ここで日雇い人足が素直に詰め腹をきらされるのではなく、武士を相手に大立ち回りを見せて、観客にカタルシスを与えるのが、東映の娯楽時代劇の面目躍如といったところ。一寸の虫にも五分の魂があることを見せる、権三の怒りが爆発する場面は、正にこの映画の一番の見どころです。多勢に無勢にも関わらず、たった一人で立ち向かう権三は、この瞬間、本物の武士となります。メンツや形式を重んずるばかりで、武士としての魂を失った武家社会を痛烈に批判した、伊藤大輔監督渾身の一作でした。
新吾二十番勝負
製作:東映
監督:松田定次
脚本:中山文夫 川口松太郎
原作:川口松太郎
撮影:川崎新太郎
美術:川島泰三
音楽:富永三郎
出演:大川橋蔵 大友柳太郎 丘さとみ 桜町弘子
長谷川裕見子 千秋実 沢村訥升 大河内傅次郎
1961年1月3日公開
葵新吾(大川橋蔵)は将軍吉宗(大友柳太郎)のご落胤でありながら、訳あって父との対面が叶わずにいました。老中酒井讃岐守(三島雅夫)は父子の心中を察し、彦根城中において親子の対面を画策します。しかし、吉宗の失脚を狙う一派は、新吾に暗殺者を差し向けます。新吾は刺客に襲われますが、讃岐守の隠密・甲賀新八郎(沢村訥升)に救われます。

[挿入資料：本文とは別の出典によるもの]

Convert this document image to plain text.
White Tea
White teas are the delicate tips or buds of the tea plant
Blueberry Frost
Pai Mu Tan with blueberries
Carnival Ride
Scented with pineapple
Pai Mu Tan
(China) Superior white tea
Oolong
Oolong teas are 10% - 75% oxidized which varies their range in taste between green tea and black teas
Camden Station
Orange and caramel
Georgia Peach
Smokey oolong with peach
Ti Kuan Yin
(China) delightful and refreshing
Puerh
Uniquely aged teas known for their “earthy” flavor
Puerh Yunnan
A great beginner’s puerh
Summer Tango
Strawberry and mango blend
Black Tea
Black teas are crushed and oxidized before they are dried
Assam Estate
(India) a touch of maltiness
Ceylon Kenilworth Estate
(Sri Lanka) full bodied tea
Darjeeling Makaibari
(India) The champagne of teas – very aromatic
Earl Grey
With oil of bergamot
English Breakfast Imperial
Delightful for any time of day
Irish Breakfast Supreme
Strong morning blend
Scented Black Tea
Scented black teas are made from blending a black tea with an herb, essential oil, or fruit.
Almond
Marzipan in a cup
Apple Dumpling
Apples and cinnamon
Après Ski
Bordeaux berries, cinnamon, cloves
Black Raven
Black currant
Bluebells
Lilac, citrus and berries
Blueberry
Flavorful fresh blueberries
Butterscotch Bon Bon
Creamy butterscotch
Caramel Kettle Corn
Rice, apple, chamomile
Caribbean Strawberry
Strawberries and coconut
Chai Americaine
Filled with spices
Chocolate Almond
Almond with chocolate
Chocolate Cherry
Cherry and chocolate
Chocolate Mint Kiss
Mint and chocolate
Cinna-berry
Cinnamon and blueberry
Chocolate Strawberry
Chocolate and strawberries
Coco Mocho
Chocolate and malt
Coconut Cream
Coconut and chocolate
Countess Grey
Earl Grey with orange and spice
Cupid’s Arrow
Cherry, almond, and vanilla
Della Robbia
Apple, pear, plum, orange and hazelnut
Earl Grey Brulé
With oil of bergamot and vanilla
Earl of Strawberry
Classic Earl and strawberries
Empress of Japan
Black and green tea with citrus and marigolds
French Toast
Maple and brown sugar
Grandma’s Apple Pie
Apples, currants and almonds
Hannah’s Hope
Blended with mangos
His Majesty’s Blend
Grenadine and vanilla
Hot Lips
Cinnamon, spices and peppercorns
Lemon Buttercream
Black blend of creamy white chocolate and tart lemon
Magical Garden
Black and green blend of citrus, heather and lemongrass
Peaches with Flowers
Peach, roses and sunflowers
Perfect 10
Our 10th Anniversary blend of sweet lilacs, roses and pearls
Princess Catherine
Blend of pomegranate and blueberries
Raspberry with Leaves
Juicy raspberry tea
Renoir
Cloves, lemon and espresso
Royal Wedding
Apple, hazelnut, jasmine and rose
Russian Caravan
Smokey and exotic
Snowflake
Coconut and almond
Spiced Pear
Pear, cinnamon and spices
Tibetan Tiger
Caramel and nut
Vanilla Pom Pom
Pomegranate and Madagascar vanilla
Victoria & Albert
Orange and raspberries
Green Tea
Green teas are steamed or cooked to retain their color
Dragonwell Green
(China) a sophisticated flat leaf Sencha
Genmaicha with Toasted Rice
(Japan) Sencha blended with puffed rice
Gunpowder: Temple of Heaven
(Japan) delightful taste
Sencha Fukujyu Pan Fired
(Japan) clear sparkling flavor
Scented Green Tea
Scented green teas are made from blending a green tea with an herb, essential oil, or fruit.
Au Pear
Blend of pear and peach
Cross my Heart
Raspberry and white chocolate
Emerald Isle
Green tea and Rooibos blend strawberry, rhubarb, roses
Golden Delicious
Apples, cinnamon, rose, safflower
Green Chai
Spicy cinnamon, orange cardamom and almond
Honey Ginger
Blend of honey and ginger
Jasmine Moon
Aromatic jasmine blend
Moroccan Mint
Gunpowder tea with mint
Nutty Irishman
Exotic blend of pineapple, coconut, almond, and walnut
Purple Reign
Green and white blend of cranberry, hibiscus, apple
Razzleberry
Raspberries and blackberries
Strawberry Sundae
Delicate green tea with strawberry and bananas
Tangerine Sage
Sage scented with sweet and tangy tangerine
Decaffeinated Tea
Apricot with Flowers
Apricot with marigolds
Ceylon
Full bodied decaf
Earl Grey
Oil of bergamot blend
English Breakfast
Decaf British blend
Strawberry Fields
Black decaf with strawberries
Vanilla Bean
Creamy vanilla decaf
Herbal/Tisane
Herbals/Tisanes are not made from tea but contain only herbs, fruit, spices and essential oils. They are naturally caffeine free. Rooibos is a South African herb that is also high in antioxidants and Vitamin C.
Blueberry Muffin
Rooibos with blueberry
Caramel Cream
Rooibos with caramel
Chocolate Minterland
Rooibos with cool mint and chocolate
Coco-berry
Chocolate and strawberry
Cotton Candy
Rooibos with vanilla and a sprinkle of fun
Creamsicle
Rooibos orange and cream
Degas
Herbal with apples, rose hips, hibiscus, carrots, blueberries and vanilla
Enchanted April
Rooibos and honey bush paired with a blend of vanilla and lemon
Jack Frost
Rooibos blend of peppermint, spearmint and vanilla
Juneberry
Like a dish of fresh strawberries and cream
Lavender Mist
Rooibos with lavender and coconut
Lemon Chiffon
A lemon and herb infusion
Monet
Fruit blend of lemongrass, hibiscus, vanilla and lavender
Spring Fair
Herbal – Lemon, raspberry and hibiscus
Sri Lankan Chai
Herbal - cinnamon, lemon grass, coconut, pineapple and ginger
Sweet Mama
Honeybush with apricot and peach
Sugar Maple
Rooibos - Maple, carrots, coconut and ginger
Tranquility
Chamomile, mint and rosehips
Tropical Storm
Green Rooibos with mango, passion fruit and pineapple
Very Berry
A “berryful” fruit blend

翌朝、新吾の姿は、陰から支えてきた六尺六平太(千秋実)や、新吾を慕う讃岐守の娘、由紀姫(丘さとみ)の前から消えていました。新吾は亡き師、梅井多門の墓参りをした後、京都に入り、荒廃した御所の塀を目にして、修築する決意を抱きます。朝廷への介入は、幕府の政策にそむくことでありましたが、江戸城にいる生母お鯉の方(長谷川裕見子)とお縫(桜町弘子)の力添えで実現します。
しかし、そのことが新吾を葬ろうとする一派の耳に入るや、お鯉の方、お縫、讃岐守に留まらず、吉宗までも窮地に立たされます。母親が蟄居し、讃岐守も切腹させられるかもしれない話を聴いた新吾は、吉宗のいる二条城に駆け込むのですが・・・。
本作は「新吾二十番勝負」の1作目であり、前の「新吾十番勝負」は4部作で構成され、「新吾二十番勝負」も本作以降2作ある。東映のシリーズもののいいところは、前作を観ていなくとも単体作品として楽しめる点にあります。今どきの「ロード・オブ・ザ・リング」「ハリー・ポッター」シリーズに比べ、敷居は高くありません。もちろん前作を観ていれば、より楽しめるでしょうが、人間関係や物語の背景も話を追っていくうちに、呑みこめる親切なところがあります。
大川橋蔵演じる葵新吾が、やっかみたくなるほど女にモテる点は気に食わないのですが(笑)、彼に関わった者は何故か不幸に陥ります。純粋であるがゆえに善意の行為も、思慮の足りなさから、自分のみならず周囲の者にまで災難を及ぼすあたりは、ある種疫病神のキャラクターです。
本作では父子の対面ができるかどうかに主眼が置かれています。その件に関しては一応の決着を見せますが、本作は第一部であるため、新吾をつけ狙う白根弥次郎との決着はついておらず、新吾が父・吉宗の心情を汲み取りはしたものの、真の和解までには至っていません。その辺の未解決の部分は第二部以降に持ち越され、どうしても消化不良になるのは否めません。やはりこうした続き物は、最初から最後まで一気呵成に観るのが正しいでしょう。